Low-scale leptogenesis with three heavy neutrinos

TL;DR

This paper explores low-scale leptogenesis with three heavy neutrinos, revealing new behaviors due to lepton number violation, flavor effects, and matter resonances, making the scenario testable by current experiments.

Contribution

It extends previous two-neutrino models to three neutrinos, uncovering new phenomena and conditions for efficient, testable leptogenesis at low scales.

Findings

Lepton number violating oscillations and decays are significant.

Resonant enhancement due to matter effects improves leptogenesis efficiency.

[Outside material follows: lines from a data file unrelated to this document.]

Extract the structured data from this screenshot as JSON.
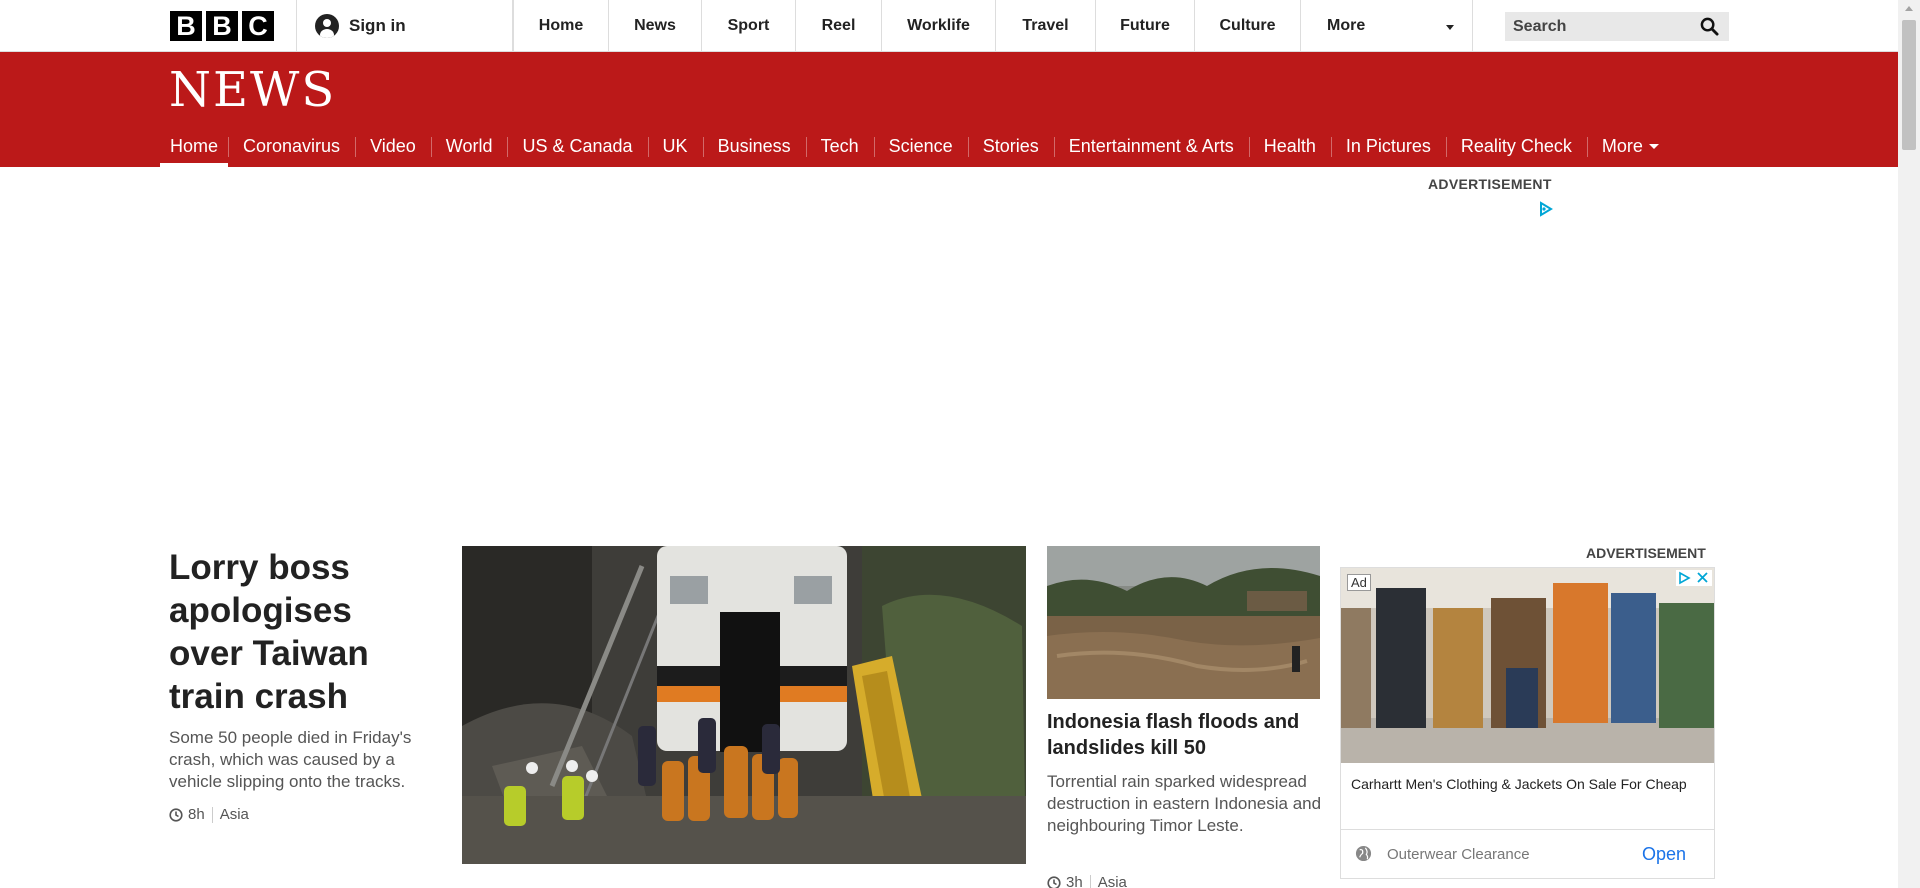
{
  "topbar": {
    "logo": [
      "B",
      "B",
      "C"
    ],
    "sign_in": "Sign in",
    "nav": [
      "Home",
      "News",
      "Sport",
      "Reel",
      "Worklife",
      "Travel",
      "Future",
      "Culture"
    ],
    "more": "More",
    "search_placeholder": "Search"
  },
  "news": {
    "title": "NEWS",
    "subnav": [
      "Home",
      "Coronavirus",
      "Video",
      "World",
      "US & Canada",
      "UK",
      "Business",
      "Tech",
      "Science",
      "Stories",
      "Entertainment & Arts",
      "Health",
      "In Pictures",
      "Reality Check"
    ],
    "more": "More",
    "active": "Home"
  },
  "top_ad": {
    "label": "ADVERTISEMENT"
  },
  "lead_story": {
    "headline": "Lorry boss apologises over Taiwan train crash",
    "summary": "Some 50 people died in Friday's crash, which was caused by a vehicle slipping onto the tracks.",
    "time": "8h",
    "section": "Asia"
  },
  "second_story": {
    "headline": "Indonesia flash floods and landslides kill 50",
    "summary": "Torrential rain sparked widespread destruction in eastern Indonesia and neighbouring Timor Leste.",
    "time": "3h",
    "section": "Asia"
  },
  "side_ad": {
    "label": "ADVERTISEMENT",
    "tag": "Ad",
    "headline": "Carhartt Men's Clothing & Jackets On Sale For Cheap",
    "domain": "Outerwear Clearance",
    "cta": "Open"
  },
  "colors": {
    "brand_red": "#bb1919",
    "link_blue": "#1a73e8"
  }
}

Large heavy neutrino mixing angles near experimental limits enable testable predictions.

Abstract

Leptogenesis induced by the oscillations of GeV-scale neutrinos provides a minimal and testable explanation of the baryon asymmetry of the Universe. In this work we extend previous studies invoking only two heavy neutrinos to the case of three heavy neutrinos. We find qualitatively new behaviour as a result of lepton number violating oscillations and decays, strong flavour effects in the washout and a resonant enhancement due to matter effects. An approximate global $B - \bar L$ symmetry (representing the difference of baryon and a generalised lepton number) can protect the light neutrino masses from large radiative corrections, while simultaneously providing the ingredients for the resonant enhancement of the lepton asymmetry due to thermal contributions to the heavy neutrino dispersion relations. This mechanism is particularly efficient for large heavy neutrino mixing angles near the current experimental limits, a regime in which leptogenesis is not feasible in the minimal scenario with two heavy neutrinos. In this new parameter regime, low-scale leptogenesis is testable by the LHC and other existing experiments.